Il reste que le souhait – et la nécessité – d’information existe(nt)… de manière à trouver évidemment la meilleure solution.

 

e) La dimension médicale ne doit pas être oblitérée : quelques fois avérée, d’autres fois prétexte ou bien encore symptôme, elle revient dans plusieurs discours plutôt parentaux : ainsi des cas d’anorexie, d’angoisse jusqu’à la dépression (confer chapitre 2.3.2.), de narcolepsie, alliés à des suivis médicaux importants, nous ont été rapportés. Aussi bien des consultations chez des psychologues privés ont quelquefois contribué certes à la reconnaissance de la précocité mais aussi à des propositions proches de prescriptions … avec toutes les difficultés inhérentes à l’adaptation entre « il faut que votre enfant saute cette 5ème » ou bien « il n’a qu’à se consacrer uniquement à certaines disciplines » et la réalité de l’établissement qui doit garder ses prérogatives pédagogiques.

 

f) Certaines résistances voire réticences parentales sont également apparues : d’abord celle d’indiquer aux enseignants, mais aussi à l’entourage et aux autres parents d’élèves, cette caractéristique, ressentant presque cette précocité comme une anormalité à cacher… Et puis comment demander, aux yeux « des autres » un traitement différent pour un élève car chacun interprétera cette différence … (propos d’un médecin en milieu rural, parent d’EIP) ; ou encore, que penser des collusions que crée le hasard quand parents d’EIP et enseignants sont, là aussi en milieu rural, pour l’un conseiller municipal, l’autre maire… sur des listes opposées ; enfin, mais les exemples seraient nombreux, cette professeure d’anglais qui ne sait comment dire à ses collègues, la « particularité » de son fils craignant qu’au sein de son établissement les réactions soient contraires à celles nécessaires…

 

g) Une des préoccupations souvent entendues reste celle ainsi formulée : « où puis-je mettre mon enfant ? » A cet égard, nous avons vu que la création de classes spécifiques ne possède pas, loin s’en faut, que des avantages ; par contre celle de structures d’accueil semble plus efficace, d’où un recensement voire la recherche d’établissements d’accueil.
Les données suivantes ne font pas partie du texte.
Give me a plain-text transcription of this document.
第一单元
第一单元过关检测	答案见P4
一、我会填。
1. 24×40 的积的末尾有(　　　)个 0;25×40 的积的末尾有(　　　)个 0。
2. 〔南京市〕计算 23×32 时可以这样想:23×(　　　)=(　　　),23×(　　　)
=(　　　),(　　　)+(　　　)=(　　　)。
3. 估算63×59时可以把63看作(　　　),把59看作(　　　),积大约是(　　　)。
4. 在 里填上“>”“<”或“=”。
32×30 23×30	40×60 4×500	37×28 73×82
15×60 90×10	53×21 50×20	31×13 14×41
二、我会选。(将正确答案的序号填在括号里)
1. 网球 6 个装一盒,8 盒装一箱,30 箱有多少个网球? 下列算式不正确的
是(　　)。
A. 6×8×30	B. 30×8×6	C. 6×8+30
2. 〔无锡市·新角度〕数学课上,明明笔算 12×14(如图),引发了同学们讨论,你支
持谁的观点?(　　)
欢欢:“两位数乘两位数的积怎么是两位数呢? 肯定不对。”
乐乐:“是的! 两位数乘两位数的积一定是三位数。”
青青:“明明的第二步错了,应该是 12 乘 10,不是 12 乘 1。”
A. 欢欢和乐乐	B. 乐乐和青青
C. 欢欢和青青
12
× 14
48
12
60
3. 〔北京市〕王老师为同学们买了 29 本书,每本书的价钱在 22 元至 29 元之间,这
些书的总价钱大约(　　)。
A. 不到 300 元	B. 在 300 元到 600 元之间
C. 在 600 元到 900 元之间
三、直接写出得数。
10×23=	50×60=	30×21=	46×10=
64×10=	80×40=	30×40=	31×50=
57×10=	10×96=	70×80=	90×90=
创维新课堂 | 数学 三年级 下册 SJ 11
En Auvergne, seuls deux établissements privés sont spécialisés dans la venue des EIP : des contacts avec un collège public du Puy de Dôme (et probablement un autre dans la Haute-Loire) sont en cours afin de créer cet espace d’accueil. Certains critères sont retenus :

- volonté des équipes de direction et enseignantes de ces mises en œuvre

- projet d’établissement autour du « traitement de la différence » dans son ensemble

- population scolaire variée (mixité sociale effective)

- proximité d’un bassin de population important

- présence (éventuelle) d’un internat (pour les départements plus ruraux)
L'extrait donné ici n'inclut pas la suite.